Jay Mascis c'est Hendrix avec deux de tension. Et avec l'âge, cette nonchalance jem'enfoutiste n'a fait que s'accentuer. Il n' y a guère que "Over it" qui s'énerve un peu et renoue avec cet art maîtrisé de la guitare pyrotechnique, qui nous ravissait dans You're living all over me. Les intro au lance flamme, à la manière de celle de "Little Fury thing", les envies de beuglade hardcore, ont laissé la place aux mid tempo, à une voix éclaircie, sans doute mieux mixée que par le passé, mais toujours aussi délicieusement traînante, voir un brin souffreteuse. Une sorte de relâchement de tout l'être, d'abaissement de la tension nerveuse. Dinosaur Jr c'est une éthique de la décontraction, le cool et la branlitude comme Souverains Biens, une manière de dire merde à tous les drogués de l'effort et de la compétition, à tous les solos teigneux et galopants à la Iron Maiden (zzzzz...). Un style qui trahit parfois aussi une fragilité certaine, qui n'a pas honte de se dire, doute amoureux comme dans "Plans" (" Do you have some plans for me ?") Mais aussi égarement de l'âme, paumage existentiel, dislocation du sujet, comme dans la bien nommée "Pieces". Car sous le masque du branleur hédoniste et écolo, il y a une âme qui n'est pas toujours sereine.

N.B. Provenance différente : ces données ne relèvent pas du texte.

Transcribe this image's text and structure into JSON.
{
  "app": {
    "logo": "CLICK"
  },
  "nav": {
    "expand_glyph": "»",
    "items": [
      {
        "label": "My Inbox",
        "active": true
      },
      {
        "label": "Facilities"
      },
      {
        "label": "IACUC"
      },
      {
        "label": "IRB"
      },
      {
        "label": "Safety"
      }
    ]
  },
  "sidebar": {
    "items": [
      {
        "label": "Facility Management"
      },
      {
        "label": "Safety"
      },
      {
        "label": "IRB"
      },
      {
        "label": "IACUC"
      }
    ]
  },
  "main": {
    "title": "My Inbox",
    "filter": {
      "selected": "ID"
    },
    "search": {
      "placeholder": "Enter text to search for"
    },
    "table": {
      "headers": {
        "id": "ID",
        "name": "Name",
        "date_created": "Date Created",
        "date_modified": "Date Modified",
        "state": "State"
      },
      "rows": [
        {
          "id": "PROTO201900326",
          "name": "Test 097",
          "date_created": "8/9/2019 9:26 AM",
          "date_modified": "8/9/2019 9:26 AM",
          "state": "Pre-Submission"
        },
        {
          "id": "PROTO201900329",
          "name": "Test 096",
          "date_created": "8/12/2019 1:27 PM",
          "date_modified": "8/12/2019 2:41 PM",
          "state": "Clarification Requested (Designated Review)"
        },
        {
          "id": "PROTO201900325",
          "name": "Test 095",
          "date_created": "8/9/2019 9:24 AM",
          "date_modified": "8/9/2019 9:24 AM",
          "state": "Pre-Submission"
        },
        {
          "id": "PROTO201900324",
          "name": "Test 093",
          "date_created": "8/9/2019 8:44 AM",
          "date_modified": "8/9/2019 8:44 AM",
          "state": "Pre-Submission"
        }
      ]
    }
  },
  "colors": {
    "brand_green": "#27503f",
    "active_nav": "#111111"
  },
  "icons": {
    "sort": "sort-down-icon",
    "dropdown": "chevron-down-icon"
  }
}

Après cinq albums, toujours pas l'ombre d'un commencement de rock progressif, ou de bidouillages électroniques. Les guitares, souveraines, installent la tension du morceau, accompagnent le chant, toujours en contrepoint, soliloquent parfois, et concertent souvent avec la voix.
On a beau me dire que c'est pour le fric, j'aime bien les groupes qui se reforment. Surtout ceux qui n'ont rien concédé à personne. Ca me donne un sentiment d'éternité. La pochette laisse sourdre une légère angoisse en même temps qu'un soupçon d'utopie : des arbres géants transportent des enfants en traversant des mégalopoles pollués. De la pochette du premier album à celle du dernier, le bucolique a du migrer vers les hauteurs, le monde est devenu carrément irrespirable. La grande internationale des branleurs sauvera le monde.
Slackers de tous les pays unissez-vous !
En bref : Confirmation du retour réussi d'un des groupes clé du rock indé américain. Avec le temps, le gros son éclaboussé, la gratouille post-adolescente, le chant faux et paresseux se conjuguent de mieux en mieux avec une pleine musicalité.